The reason a website is so important to an author is because it’s the only one-stop-shop for all your books, the place where people can sign up for your newsletter, where people can engage with you, and where people can get info on your upcoming work.
A good way to decide on your website layout is to simply sit down with a pencil and paper and jot down a mind map of what you want on your website. It might be as simple as the basics above, especially if you’re just starting out and don’t have a lot of work to promote yet. If you’re writing non-fiction or fiction heavily influenced by real events, for instance, you might include more tabs with relevant info or links to other sources. It’s up to you, and you can change it later.
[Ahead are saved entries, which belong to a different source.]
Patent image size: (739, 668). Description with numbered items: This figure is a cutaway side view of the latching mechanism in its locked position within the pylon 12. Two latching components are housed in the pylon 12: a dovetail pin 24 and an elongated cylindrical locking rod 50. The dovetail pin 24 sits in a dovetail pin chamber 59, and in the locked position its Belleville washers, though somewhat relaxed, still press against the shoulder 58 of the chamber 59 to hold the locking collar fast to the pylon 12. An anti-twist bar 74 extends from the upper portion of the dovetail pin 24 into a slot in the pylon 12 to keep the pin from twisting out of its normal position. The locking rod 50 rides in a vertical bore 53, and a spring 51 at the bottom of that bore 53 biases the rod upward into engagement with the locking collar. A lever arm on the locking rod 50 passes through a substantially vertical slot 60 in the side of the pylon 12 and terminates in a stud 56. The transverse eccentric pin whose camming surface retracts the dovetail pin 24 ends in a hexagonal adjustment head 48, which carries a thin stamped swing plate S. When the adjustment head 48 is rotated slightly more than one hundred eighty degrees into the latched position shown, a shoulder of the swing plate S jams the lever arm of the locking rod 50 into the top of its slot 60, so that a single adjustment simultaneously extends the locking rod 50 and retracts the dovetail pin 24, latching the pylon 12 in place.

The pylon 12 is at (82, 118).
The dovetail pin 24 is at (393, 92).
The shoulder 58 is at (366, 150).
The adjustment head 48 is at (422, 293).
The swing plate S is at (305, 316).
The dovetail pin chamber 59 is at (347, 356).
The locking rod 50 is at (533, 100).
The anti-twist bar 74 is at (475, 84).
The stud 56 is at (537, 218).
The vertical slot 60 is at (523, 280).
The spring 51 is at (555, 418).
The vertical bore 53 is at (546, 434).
At their core, author websites are basically all the same; the difference is how the information is presented. You’re promoting your books by letting people know about your books, and also a little bit about yourself. That’s it. I recommend perusing the websites of other professional authors, finding one you really like, and copying that layout.
The hard part is futzing with the aesthetics to get everything on your website to look the way you want it to. It might require some computer know-how the average person probably doesn’t have, especially when you run into problems. I resolved this issue by enlisting my husband, a computer programmer, to do it for me (favors of a sexual nature might’ve been exchanged…).
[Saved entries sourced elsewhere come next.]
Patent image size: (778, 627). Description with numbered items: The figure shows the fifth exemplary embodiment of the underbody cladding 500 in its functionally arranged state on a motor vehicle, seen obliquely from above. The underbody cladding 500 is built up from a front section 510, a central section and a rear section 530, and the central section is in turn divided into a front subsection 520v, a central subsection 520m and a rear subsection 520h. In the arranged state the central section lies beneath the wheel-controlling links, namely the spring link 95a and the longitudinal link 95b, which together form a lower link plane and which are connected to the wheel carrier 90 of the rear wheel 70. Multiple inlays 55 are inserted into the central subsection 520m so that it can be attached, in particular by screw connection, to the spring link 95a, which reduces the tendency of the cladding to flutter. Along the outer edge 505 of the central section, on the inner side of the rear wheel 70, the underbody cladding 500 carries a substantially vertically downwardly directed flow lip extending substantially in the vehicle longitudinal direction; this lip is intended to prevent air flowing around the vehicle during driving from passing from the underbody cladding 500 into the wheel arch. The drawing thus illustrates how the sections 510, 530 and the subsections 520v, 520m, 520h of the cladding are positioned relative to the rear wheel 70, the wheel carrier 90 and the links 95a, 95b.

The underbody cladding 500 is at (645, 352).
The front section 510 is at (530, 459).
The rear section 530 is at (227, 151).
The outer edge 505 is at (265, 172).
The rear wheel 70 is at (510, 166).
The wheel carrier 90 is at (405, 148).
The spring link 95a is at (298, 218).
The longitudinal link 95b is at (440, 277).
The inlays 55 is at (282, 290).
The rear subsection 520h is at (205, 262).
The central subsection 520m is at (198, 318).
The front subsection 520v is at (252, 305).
There are several services that allow you to create a fully-formed website, like Wix or Weebly, and others that allow you to manage internet content to essentially create a website, like WordPress. The difference is like baking a cake: you can either buy a mix if you want something simple and don’t intend to change the recipe (Wix/Weebly), or you can make it from scratch and get creative (WordPress, or straight-up coding your own from the internet ether if you’ve got the skillz).
I use WordPress because that’s what my husband set up for me when I asked him to help me make a website, though I’ve since learned enough HTML code to maintain it mostly by myself. Sometimes I still need his help though, and it goes something like this:
Me: Can you add a newsletter signup form to the left of my webpage?
Hubby: That’ll be three blow jobs.
Hubby: Two and a hand job.
Me: Fine. Put it on my tab.
Good thing hubby doesn’t read these posts!
Anyway. You also have the option of just hiring someone to do it for you, but I’m not a fan of hiring anyone to do anything for you, writing career-wise; I’ve tried—editing, marketing—and it’s never been worth the money. Since author websites don’t need to be complicated, I suggest just sucking it up and doing it yourself.
Or, you know, sucking and getting someone else to do it for you, like I did. That is, honestly, your best option.
So naughty!! Heh, I kill me. Why hello, gutter, how are you? I’m a little bored, actually. That’s how I ended up here.